A doença do exílio e os poderes da fotografia

 

Na sua origem, o espanto fotográfico está ligado à capacidade, não prevista, de um engenho humano poder fabricar uma imagem que reproduz, tal qual, o real, ou seja, pode averiguar-se o bom ajustamento entre a imagem e os factos do mundo. Um espanto que se adensa quando são consideradas as regiões limite da experiência humana que, como se sabe, dizem respeito ao sofrimento, à perda, à morte, ao trauma. É então que surge uma forte perturbação na relação de adequação entre a imagem e o mundo. São imagens que sugerem, que evocam, que provocam, mas que não possuem nada de determinado, nem designam a matéria positiva do real. As fisionomias que registam e guardam transformam-se em instâncias onde se condensam e articulam - como se de metáforas ou alegorias se tratassem - experiências, sentidos, significados.

 O livro/filme de Daniel Blaufuks tem este problema no seu interior. O seu gesto é, essencialmente, o de identificar a que é que corresponde a condição do exílio e mostrar como é que o exilado é uma categoria dos habitantes do mundo. Um gesto que, através de sucessivos desdobramentos, se descobre como sendo não só acerca da deslocação dos Judeus da Alemanha Nazi, como também sobre Lisboa, sobre a família do artista e sobre a relação complexa que se cria entre nós, as nossas origens e a herança que recebemos.

 Sob Céus Estranhos é difícil de classificar porque não corresponde a nenhum objecto específico: é um livro de fotografia, é um filme, é um registo e um arquivo. E é nesta mistura que reside a sua enorme fertilidade. Também é um documento onde confluem a percepção subjectiva da natureza e a mais rigorosa recolha da verdade histórica.

A verdade histórica não é matéria estranha à criação artística e diz respeito ao conhecimento objectivo que cada obra de arte possui como sua possibilidade. No julgamento de Eichmann em Israel, os juízes, quando confrontados com a descrição das atrocidades sofridas pelos Judeus nos campos de concentração, "declararam", em palavras de Hannah Arendt, "que um sofrimento daquela dimensão estava para além da compreensão humana, que era matéria para os grandes poetas e escritores e não podia ser tratada numa sala de tribunal".

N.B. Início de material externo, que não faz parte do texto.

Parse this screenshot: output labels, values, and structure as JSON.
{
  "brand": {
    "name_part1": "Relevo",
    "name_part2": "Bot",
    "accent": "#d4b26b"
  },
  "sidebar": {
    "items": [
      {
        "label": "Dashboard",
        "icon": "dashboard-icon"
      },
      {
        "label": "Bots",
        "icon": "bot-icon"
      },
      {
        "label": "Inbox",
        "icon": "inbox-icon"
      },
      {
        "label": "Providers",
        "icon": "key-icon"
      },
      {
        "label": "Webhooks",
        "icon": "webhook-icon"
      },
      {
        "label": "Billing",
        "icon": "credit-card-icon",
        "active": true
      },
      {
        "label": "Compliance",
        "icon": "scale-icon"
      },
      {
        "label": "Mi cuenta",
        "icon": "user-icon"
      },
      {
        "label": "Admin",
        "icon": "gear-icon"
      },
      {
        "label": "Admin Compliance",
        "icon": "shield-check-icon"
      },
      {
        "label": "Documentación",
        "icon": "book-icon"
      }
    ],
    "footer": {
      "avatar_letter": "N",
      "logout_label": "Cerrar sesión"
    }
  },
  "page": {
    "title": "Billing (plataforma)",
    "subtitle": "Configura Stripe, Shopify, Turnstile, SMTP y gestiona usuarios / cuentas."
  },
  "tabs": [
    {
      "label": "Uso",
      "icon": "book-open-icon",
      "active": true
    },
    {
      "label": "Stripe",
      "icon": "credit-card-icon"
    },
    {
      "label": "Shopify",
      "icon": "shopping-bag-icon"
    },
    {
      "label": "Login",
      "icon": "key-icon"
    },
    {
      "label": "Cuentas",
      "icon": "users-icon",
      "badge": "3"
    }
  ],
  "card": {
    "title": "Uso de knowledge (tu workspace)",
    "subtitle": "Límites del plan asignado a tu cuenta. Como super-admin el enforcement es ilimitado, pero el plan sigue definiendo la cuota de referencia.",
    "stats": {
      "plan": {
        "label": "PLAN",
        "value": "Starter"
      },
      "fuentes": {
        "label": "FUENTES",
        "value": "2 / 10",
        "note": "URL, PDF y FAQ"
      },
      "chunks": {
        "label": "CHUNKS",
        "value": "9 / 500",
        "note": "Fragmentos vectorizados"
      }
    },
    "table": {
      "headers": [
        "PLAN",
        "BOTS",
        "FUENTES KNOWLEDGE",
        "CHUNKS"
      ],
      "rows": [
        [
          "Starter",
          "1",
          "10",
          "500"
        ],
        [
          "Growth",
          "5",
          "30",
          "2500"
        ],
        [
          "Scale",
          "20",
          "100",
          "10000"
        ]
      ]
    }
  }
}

A identificação do que está para lá das capacidade humana de compreensão é o lugar onde podemos ancorar Sob céus estranhos: é através da possibilidade de compreender o que é ficar sem terra, sem pai, sem a língua materna, que se desenvolvem os diferentes andamentos do livro/filme. Escreve Blaufuks: "E esta creio ser doença do exílio, a sensação de estar sempre distante de casa, longe da língua materna, dos livros e da comida da nossa infância, da cultura dos nosso pais." 

Ser testemunho de algo que é impossível testemunhar é aqui assumido enquanto projecto videográfico e fotográfico, ou seja, um projecto estético. Esta é a única possibilidade porque só a representação estética pode ter em conta os diferentes matizes e profundidades da experiência humana, isto é, tentar encontrar uma imagem sensível para aquilo a que, em princípio, nenhuma imagem pode jamais corresponder. A própria história da fotografia é uma sucessiva apresentação das tensões sensíveis que estão no centro do problema da imagem (fotográfica ou videográfica) como representação e prova material do real (pense-se em Charcot e Salpêtrière, no Shoah de Lanzmann ou Mikael Levin, etc).

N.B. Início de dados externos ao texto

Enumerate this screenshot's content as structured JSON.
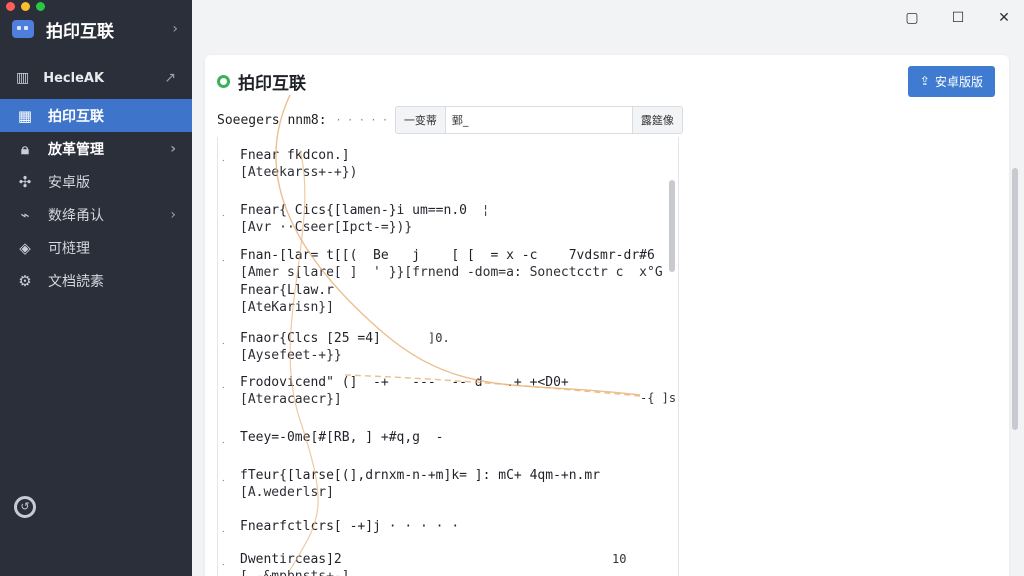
{
  "window": {
    "traffic_colors": [
      "#ff5f57",
      "#febc2e",
      "#28c840"
    ],
    "controls": [
      "minimize-icon",
      "maximize-icon",
      "close-icon"
    ]
  },
  "sidebar": {
    "brand_title": "拍印互联",
    "top_section": {
      "label": "HecleAK"
    },
    "items": [
      {
        "label": "拍印互联",
        "icon": "calendar-icon",
        "active": true
      },
      {
        "label": "放革管理",
        "icon": "lock-icon",
        "has_arrow": true
      },
      {
        "label": "安卓版",
        "icon": "robot-icon"
      },
      {
        "label": "数绛甬认",
        "icon": "signal-icon",
        "has_arrow": true
      },
      {
        "label": "可梿理",
        "icon": "shield-icon"
      },
      {
        "label": "文档読素",
        "icon": "gear-icon"
      }
    ]
  },
  "card": {
    "title": "拍印互联",
    "primary_button": "安卓版版",
    "search": {
      "label": "Soeegers nnm8:",
      "dots": "· · · · ·",
      "left_btn": "一变蒂",
      "input_value": "鄄_",
      "right_btn": "露筵像"
    }
  },
  "code_entries": [
    {
      "line1": "Fnear fkdcon.]",
      "line2": "[Ateekarss+-+})"
    },
    {
      "line1": "Fnear{ Cics{[lamen-}i um==n.0",
      "line2": "[Avr ··Cseer[Ipct-=})}",
      "extra": "¦"
    },
    {
      "line1": "Fnan-[lar= t[[(  Be   j    [ [  = x -c    7vdsmr-dr#6",
      "line2": "[Amer s[lare[ ]  ' }}[frnend -dom=a: Sonectcctr c  x°G"
    },
    {
      "line1": "Fnear{Llaw.r",
      "line2": "[AteKarisn}]"
    },
    {
      "line1": "Fnaor{Clcs [25 =4]",
      "line2": "[Aysefeet-+}}",
      "extra": "]0."
    },
    {
      "line1": "Frodovicend\" (]  -+   ---  -- d   .+ +<D0+",
      "line2": "[Ateracaecr}]",
      "extra": "-{ ]s"
    },
    {
      "line1": "Teey=-0me[#[RB, ] +#q,g  -",
      "line2": ""
    },
    {
      "line1": "fTeur{[larse[(],drnxm-n-+m]k= ]: mC+ 4qm-+n.mr",
      "line2": "[A.wederlsr]"
    },
    {
      "line1": "Fnearfctlcrs[ -+]j · · · · ·",
      "line2": ""
    },
    {
      "line1": "Dwentirceas]2",
      "line2": "[ -&mpbnsts+-]",
      "extra": "10"
    }
  ]
}
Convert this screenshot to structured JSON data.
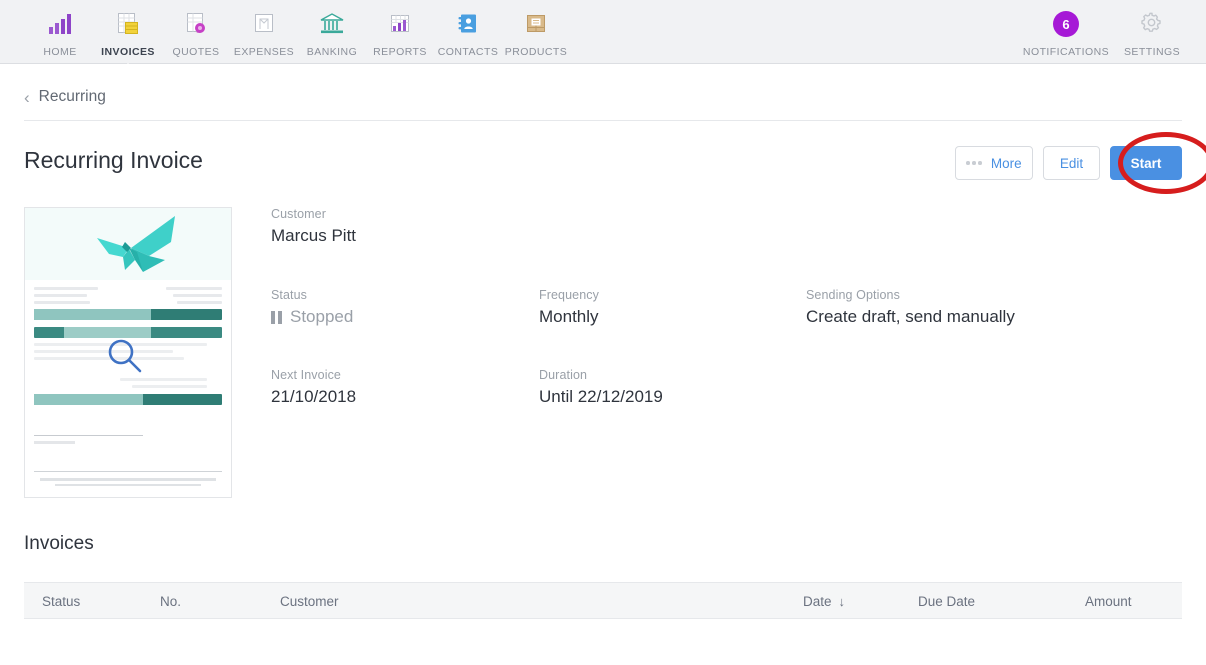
{
  "nav": {
    "items": [
      {
        "label": "HOME",
        "icon": "bar-chart-icon",
        "active": false
      },
      {
        "label": "INVOICES",
        "icon": "invoice-document-icon",
        "active": true
      },
      {
        "label": "QUOTES",
        "icon": "quote-document-icon",
        "active": false
      },
      {
        "label": "EXPENSES",
        "icon": "expenses-tray-icon",
        "active": false
      },
      {
        "label": "BANKING",
        "icon": "bank-building-icon",
        "active": false
      },
      {
        "label": "REPORTS",
        "icon": "reports-chart-icon",
        "active": false
      },
      {
        "label": "CONTACTS",
        "icon": "contacts-book-icon",
        "active": false
      },
      {
        "label": "PRODUCTS",
        "icon": "products-box-icon",
        "active": false
      }
    ],
    "right": [
      {
        "label": "NOTIFICATIONS",
        "icon": "notification-badge-icon",
        "badge": "6"
      },
      {
        "label": "SETTINGS",
        "icon": "gear-icon",
        "badge": ""
      }
    ],
    "badge_color": "#a619d6"
  },
  "breadcrumb": {
    "back_icon": "chevron-left-icon",
    "label": "Recurring"
  },
  "header": {
    "title": "Recurring Invoice",
    "more_label": "More",
    "edit_label": "Edit",
    "start_label": "Start",
    "primary_color": "#4a90e2",
    "annotation_color": "#d61d1d"
  },
  "details": {
    "customer": {
      "label": "Customer",
      "value": "Marcus Pitt"
    },
    "status": {
      "label": "Status",
      "value": "Stopped",
      "icon": "pause-icon"
    },
    "frequency": {
      "label": "Frequency",
      "value": "Monthly"
    },
    "sending_options": {
      "label": "Sending Options",
      "value": "Create draft, send manually"
    },
    "next_invoice": {
      "label": "Next Invoice",
      "value": "21/10/2018"
    },
    "duration": {
      "label": "Duration",
      "value": "Until 22/12/2019"
    }
  },
  "preview": {
    "name": "invoice-preview-thumbnail",
    "zoom_icon": "magnifier-icon"
  },
  "invoices": {
    "section_title": "Invoices",
    "columns": [
      {
        "label": "Status",
        "sort": ""
      },
      {
        "label": "No.",
        "sort": ""
      },
      {
        "label": "Customer",
        "sort": ""
      },
      {
        "label": "Date",
        "sort": "↓"
      },
      {
        "label": "Due Date",
        "sort": ""
      },
      {
        "label": "Amount",
        "sort": ""
      }
    ],
    "rows": []
  }
}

Querer dizer e as palavras não chegarem é a experiência mais próxima do abismo aqui em causa: em vão procuram-se as palavras que melhor designam um estado interior e parece-se estar a correr contras as grades de uma prisão. Trabalhar neste limiar é assumir a expectativa de um dia se conseguir encontrar a palavra ou a imagem certas (Wittgenstein diria: a palavra que salva).

A redenção, que aqui não tem significado teológico, opera-se através da conciliação do eu com o próprio passado e a compreensão, que é o operador desta transformação, acontece por meio da representação fotográfica (que, por mais indirecta que seja, corresponde sempre a um acto de conhecimento). Por isso, à fisionomia que este livro/filme desenha da doença do exílio, corresponde uma libertação dessa mesma condição, a cura da doença.